The Folly of Drifting into Marriage
J.R. Miller, published 1913
Among the other drifts of life, many young people merely drift into marriage. The childhood friendships, or the casual associations of youth, are nourished until at length the potent spell of love falls upon the young man and maiden, and by and by there is a wedding. Or, the beginning of the attachment may be a great deal more sudden — "love at first sight!" a speedy engagement, a marriage in a little while — a marriage drifted into, or whirled into, as when a boat is swept down the wild rapids.
The matter of time, longer or shorter, makes little difference — in any case, the marriage is drifted into. There was no serious thought about the meaning of the step and what it involved; no weighing of the responsibilities to be assumed; no questioning as to whether the parties were ready for the serious work before them; no thoughtful study of the way to make the love dreams come true. Yet of all things in life, marriage surely is one of the very last that should ever be drifted into. If there is any step for the taking of which young people ought to make deliberate preparation — this is the step.
If a young man discovers that he has made a mistake in his business, trade, or profession — he can change and take something else, without serious detriment to his future. If a young woman buys a new dress and then concludes that she does not like it — she can discard it, hang it away in the storeroom and get another. If one takes a position, and afterward finds that the place is not satisfactory, nor the work congenial — it is easy to seek another place. But marriage is "for better, for worse, until death us do part." Therefore it should not be entered into unadvisedly or lightly — but reverently, discreetly, in the fear of God, and after most serious thought. It never should be drifted into.
Yet it would seem that for nearly every other step in life, there is more deliberation. For nearly all other duties there is instruction, training. Why should there not be for marriage? Why should not mothers talk thoughtfully to their daughters of the meaning of marriage, of the principles which should guide them in entering the relation, and of the duties which will be theirs when they become wives? Why should not fathers have quiet talks with their sons on the subject, telling them what a husband's duties are, how he must forget himself and live for the happiness of the woman he chooses for his wife, giving up his own selfish ways and unlearning habits he has formed, which prove hindrances to the blending which alone makes wholesome marriage?
Such wise instruction, given in youth, would certainly lead to more thoughtfulness on the subject — and thoughtfulness would prevent many inconsiderate marriages.

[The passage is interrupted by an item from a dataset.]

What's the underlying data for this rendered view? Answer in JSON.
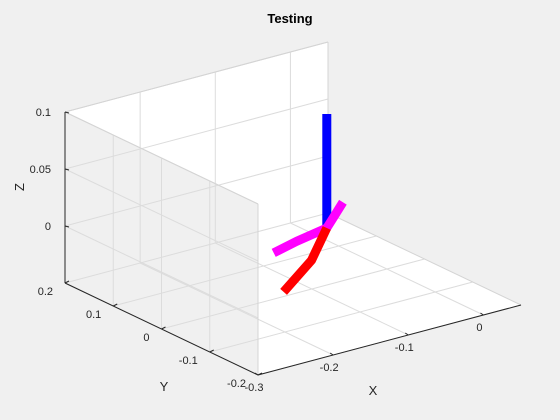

It is often said that "marriage is a lottery," as if it were necessarily a sort of game of chance.
But there need not be such uncertainty about its outcome, if only young people would give serious attention to the subject before entering into it.
For example, the young man should consider whether the young woman he is interested in is fitted to be his wife. Perhaps it will be necessary for him to live economically, at least for a time. Has this girl had the training which will make her a good poor man's wife? Will she be able so to manage her household affairs, that they can live on the small income he will have? Then will she be willing to live in a plain way, befitting their circumstances, and will she be contented in doing so?
Then, has she the other abilities and qualifications that will make her the dearest woman in the world to him? Are her attractions such as will wear? There is a vast deal more required to make a woman interesting to a man, three hundred and sixty-five days in the year, for forty years or more — than to make her pleasing or winning for an evening, two or three times a week, for a few months.
Then a young man's questioning should not be all on the side of the girl's ability to make him happy, and to be a good, faithful, helpful wife. He ought to be quite as severe regarding himself — whether he is the man to make this woman the husband she needs, whether he can make her happy, and whether he is able to devote himself to the holy task. This should be a really serious question with every young man who asks a girl to be his wife. It means that he must make himself worthy of her in every way; that he must be ready to give up his own preferences in many matters, and live for her.
Then while he makes sure that the girl he is thinking of so warmly, will be ready sweetly to share a plain home and close economy with him as his wife — he must also make sure that he is ready and that he will be able to provide for her in a way that will not lay too heavy a burden of sacrifice upon her. Too many young men never give serious thought to this phase of the marriage problem. The result is that many a noble girl, willing to share privation and close economies with the man she loves, is taken out of a home of comfort — to endure pinching experiences, and even wretched poverty — because the man who promised to keep, comfort, and cherish her, lacks either the capacity or the energy to provide a comfortable home for her.
Whatever other drifting you do, dear young people, don't drift into marriage!! Know what you are doing!